‘Crossed the line’: China’s new threat against Australia
IN a dramatic escalation of tensions, China's foreign minister has accused Australia of spying, saying the nation has "crossed the line."
Among a series of inflammatory accusations, the government official said Australia was "stealing information and data" and "staging a farce" while "peddling rumours".
It follows Australia revealing massive cyber attacks against it, and increasing trade penalties enforced by China.
While the state-owned Global Times newspaper accused Australia of espionage yesterday, the foreign ministry spokesman Zhao Lijian ramped up the accusations saying that was "just the tip of the iceberg".
"Australia, an important member of the Five Eyes, has been a fervent intelligence gatherer in relevant countries," he said.
"They steal information and data from other countries, jeopardising others' sovereignty and security.
"But they play the part of the victim, peddling rumours and stoking confrontation by staging a farce of the thief crying "stop thief". They have long crossed the line."
Mr Zhao said the Fice Eyes intelligence alliance, which includes Australia, UK and the US, had "long-engaged in cyber espionage, spying and surveillance on foreign governments, companies and individuals in violation of international law".
"The Chinese government has an unshakeable resolve to safeguard national sovereignty, security and development interests and to oppose interference in China's internal affairs by any external force," he said.
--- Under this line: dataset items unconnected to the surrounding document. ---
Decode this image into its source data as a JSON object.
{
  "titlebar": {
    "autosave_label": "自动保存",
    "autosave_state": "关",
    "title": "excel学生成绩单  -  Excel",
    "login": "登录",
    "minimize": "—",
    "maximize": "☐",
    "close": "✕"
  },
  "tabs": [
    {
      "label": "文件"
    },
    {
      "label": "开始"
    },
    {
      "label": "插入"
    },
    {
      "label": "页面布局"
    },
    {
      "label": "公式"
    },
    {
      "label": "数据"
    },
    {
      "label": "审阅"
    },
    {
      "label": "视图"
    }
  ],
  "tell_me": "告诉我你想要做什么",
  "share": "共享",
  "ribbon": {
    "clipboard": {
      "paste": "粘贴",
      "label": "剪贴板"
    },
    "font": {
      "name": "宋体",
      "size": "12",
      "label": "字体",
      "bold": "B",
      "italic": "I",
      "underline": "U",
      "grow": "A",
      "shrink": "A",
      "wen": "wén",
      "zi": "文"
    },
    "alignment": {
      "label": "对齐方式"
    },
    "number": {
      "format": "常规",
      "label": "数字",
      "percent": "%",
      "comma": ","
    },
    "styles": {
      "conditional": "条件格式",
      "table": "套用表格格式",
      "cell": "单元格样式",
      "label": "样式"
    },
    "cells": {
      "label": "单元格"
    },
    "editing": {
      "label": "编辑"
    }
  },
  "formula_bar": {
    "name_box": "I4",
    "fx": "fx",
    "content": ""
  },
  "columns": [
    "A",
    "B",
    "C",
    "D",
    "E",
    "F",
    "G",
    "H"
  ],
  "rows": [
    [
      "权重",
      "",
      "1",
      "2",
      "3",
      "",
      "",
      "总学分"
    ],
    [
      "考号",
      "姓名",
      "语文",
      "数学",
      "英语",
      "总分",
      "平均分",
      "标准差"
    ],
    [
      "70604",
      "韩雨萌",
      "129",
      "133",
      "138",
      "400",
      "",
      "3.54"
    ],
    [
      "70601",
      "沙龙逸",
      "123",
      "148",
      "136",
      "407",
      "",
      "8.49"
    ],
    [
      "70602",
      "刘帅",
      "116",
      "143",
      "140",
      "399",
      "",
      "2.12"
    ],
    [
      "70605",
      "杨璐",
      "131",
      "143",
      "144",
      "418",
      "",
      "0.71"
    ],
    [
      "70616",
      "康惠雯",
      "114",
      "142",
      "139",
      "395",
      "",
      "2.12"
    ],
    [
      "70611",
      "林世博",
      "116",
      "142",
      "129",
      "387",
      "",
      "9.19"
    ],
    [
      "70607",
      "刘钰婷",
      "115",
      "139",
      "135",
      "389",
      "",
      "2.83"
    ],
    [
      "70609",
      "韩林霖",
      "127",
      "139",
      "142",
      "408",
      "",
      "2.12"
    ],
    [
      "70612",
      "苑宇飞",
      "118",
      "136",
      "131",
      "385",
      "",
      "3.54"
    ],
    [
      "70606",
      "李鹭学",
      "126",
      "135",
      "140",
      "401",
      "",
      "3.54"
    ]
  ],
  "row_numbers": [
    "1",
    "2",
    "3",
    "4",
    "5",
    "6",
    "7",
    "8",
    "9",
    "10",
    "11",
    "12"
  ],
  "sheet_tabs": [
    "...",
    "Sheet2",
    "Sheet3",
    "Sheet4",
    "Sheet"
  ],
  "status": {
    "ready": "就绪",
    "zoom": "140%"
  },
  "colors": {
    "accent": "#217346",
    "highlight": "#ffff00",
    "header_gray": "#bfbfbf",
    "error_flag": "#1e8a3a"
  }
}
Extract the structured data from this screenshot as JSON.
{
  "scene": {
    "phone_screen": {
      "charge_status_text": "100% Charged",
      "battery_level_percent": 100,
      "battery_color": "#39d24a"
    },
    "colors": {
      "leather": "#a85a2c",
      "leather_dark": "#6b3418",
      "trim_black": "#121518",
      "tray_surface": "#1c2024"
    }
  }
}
"We urge some people in Australia to abandon the Cold War mentality and ideological bias, play fair and upright, and talk less nonsense."
The Chinese foreign minister was essentially levelling accusations China has long faced against Australia.
Foreign policy watchers have suggested China is ramping up its disinformation campaign across the world as it deals with increased domestic issues caused by the coronavirus pandemic.
Australian Strategic Policy Institute executive director Peter Jennings has previously said China's increased aggression, which has been seen globally, was about distracting its own citizens' attention away from the Communist Party's mishandling of COVID-19.
But he said the strategy could prove counter-productive as it pushes countries and businesses away, as the cost of working with China grows too high.
Prime Minister Scott Morrison this morning will announced a $1.35 billion commitment to fund cyber security in Australia, after ongoing attacks on state-owned facilities, including hospitals.
The Australian Government has not named China as the suspect behind recent cyber attacks, only saying there were a limited number of state actors who had the capacity to carry them out.
An Australian Department of Foreign Affairs and Trade spokeswoman said it was long standing practice not to comment on intelligence matters.
"Australia's intelligence and security agencies are committed to protecting our national security, including the important work of countering the serious threat of foreign interference," she said.